Archaeologists working in Indonesia have discovered two 20,000-year-old engravings of a water buffalo and a celestial orb—the first of their kind ever to be found outside Europe.
In the Leang Bulu Bettue cave on the island of Sulawesi, researchers unearthed a pair of miniature portable stones—or plaquettes, as they’re called—engraved with figurative drawings. The findings were published last week in the academic journal Nature Human Behaviour.
One engraving, carved into flowstone, depicts an anoa, a small water buffalo native to Sulawesi. The second depicts a celestial orb emitting rays of light, and is carved into a piece of limestone. Researchers say the stone orb amounts to the first form of pre-historic sculptural relief found in Asia—evidence that contradicts the long-held belief that people in what is now Western Europe were the first to express themselves through art.
“With more discoveries going on over this side of the world, we’re finding that’s definitely not the case,” Michelle Langley, who authored the study, told Cosmos. “People were doing it over here at the same time or earlier.

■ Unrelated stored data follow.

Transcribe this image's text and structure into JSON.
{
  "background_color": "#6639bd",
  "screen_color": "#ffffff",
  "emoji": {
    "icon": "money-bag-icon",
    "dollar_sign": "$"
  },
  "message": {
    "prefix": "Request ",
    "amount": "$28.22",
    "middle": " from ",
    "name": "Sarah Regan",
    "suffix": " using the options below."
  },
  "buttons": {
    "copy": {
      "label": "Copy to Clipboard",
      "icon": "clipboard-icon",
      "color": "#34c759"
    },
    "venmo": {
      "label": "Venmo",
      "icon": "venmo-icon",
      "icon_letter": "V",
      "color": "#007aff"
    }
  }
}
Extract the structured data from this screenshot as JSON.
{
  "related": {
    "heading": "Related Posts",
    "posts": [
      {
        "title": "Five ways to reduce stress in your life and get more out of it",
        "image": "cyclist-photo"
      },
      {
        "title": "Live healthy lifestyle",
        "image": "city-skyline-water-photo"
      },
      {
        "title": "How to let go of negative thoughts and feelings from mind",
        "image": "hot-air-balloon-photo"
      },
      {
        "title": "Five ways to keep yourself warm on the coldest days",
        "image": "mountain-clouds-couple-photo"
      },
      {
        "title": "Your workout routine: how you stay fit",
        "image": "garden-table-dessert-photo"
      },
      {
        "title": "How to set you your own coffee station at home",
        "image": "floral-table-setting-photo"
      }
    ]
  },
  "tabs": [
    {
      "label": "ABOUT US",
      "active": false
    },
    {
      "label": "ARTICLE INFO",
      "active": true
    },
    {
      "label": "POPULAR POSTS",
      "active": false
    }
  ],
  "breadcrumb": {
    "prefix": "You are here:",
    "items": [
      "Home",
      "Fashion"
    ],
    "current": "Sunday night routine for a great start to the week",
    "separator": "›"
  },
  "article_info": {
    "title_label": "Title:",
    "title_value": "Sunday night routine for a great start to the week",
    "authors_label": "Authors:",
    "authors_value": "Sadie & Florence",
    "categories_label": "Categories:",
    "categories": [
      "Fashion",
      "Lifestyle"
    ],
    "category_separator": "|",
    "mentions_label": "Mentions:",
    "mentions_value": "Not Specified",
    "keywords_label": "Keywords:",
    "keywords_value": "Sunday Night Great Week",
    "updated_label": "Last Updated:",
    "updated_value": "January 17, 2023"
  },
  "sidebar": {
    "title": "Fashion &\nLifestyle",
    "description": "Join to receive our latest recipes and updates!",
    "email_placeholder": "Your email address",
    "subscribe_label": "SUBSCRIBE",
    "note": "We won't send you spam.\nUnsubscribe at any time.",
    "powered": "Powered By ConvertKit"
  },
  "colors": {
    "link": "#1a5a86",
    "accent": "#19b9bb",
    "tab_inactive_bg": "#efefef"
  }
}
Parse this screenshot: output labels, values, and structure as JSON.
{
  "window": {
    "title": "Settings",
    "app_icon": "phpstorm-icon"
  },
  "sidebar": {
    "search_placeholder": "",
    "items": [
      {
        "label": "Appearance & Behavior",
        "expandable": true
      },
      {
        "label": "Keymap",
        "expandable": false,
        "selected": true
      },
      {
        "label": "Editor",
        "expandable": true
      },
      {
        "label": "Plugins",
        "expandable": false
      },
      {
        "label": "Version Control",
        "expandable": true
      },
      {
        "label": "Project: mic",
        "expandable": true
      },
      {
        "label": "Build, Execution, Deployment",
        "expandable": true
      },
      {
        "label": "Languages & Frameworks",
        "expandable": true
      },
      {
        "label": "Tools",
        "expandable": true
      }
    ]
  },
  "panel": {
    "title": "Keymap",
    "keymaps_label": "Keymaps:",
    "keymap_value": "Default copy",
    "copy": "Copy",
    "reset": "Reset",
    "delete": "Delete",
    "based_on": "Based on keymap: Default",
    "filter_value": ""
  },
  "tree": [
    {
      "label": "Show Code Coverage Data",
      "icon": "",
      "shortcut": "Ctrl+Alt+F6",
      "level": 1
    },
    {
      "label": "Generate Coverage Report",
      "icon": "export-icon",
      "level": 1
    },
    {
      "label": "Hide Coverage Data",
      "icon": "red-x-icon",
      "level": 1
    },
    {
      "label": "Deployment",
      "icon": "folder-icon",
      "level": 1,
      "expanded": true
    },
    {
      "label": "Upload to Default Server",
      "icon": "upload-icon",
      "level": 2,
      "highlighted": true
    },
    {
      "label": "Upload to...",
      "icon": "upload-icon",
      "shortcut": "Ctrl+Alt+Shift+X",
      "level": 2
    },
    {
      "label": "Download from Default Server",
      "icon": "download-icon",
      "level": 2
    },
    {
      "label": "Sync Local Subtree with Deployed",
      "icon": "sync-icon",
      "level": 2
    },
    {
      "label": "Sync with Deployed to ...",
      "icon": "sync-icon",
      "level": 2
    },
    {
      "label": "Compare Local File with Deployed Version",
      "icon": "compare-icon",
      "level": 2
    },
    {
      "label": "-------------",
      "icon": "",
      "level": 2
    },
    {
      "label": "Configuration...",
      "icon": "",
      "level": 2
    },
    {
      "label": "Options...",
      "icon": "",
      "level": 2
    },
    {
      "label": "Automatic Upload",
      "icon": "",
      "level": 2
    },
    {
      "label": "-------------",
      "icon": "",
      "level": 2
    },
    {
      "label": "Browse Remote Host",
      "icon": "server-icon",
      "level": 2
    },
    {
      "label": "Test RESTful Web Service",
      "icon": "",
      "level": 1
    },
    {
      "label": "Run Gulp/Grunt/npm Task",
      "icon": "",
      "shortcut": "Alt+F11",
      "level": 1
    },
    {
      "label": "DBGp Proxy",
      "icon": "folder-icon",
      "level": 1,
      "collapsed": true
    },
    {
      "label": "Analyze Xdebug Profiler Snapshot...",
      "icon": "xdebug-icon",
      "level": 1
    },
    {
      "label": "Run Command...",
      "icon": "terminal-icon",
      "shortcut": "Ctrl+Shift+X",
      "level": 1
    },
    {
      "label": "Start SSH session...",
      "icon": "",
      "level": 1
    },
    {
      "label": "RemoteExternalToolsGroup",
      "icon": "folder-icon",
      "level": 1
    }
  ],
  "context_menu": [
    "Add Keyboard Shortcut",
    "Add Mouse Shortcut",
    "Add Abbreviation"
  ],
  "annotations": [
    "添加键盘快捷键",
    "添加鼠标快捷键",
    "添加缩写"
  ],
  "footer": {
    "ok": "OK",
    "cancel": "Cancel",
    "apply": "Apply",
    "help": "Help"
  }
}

We just hadn’t been looking.”
“We hope that people are able to appreciate and celebrate the similarities and diversities of our first cultures and communities the world over,” she added. “People 20,000 years ago were doing some pretty interesting and amazing things in Africa, in Europe, in Asia, and in Australia. We are only just scratching the surface of the complexity of people living back then.”
The anoa stone was eroded to the point of near indecipherability. What at first seemed to be a pattern of intersecting lines carved into the rock were eventually identified as a classic template of the anoa, with its head turned toward its back.
“At first I thought I might be seeing things, though I became more convinced the more I looked,” Langley told Atlas Obscura. “We were pretty excited about the identification of an engraved animal—we knew it was a first.”
Though Langley analyzed the plaquettes, they were first uncovered in a 2017 dig led by archaeologist Adam Brumm from Griffith University in Brisbane, Australia. Brumm’s team found the stones in a pile of ancient garbage alongside other artifacts including tools, animal bones, and beads—all indications that the site was of frequent use for hunter-gatherers during the last ice age.
In 2014, Brumm’s group, with whom Langley works, also discovered a series of ancient animal paintings in another Sulawesi cave. And last year, they uncovered similar illustrations on the island of Borneo. Carbon dating found both sets of paintings to be over 40,000 years old, making them the oldest pictures in the world.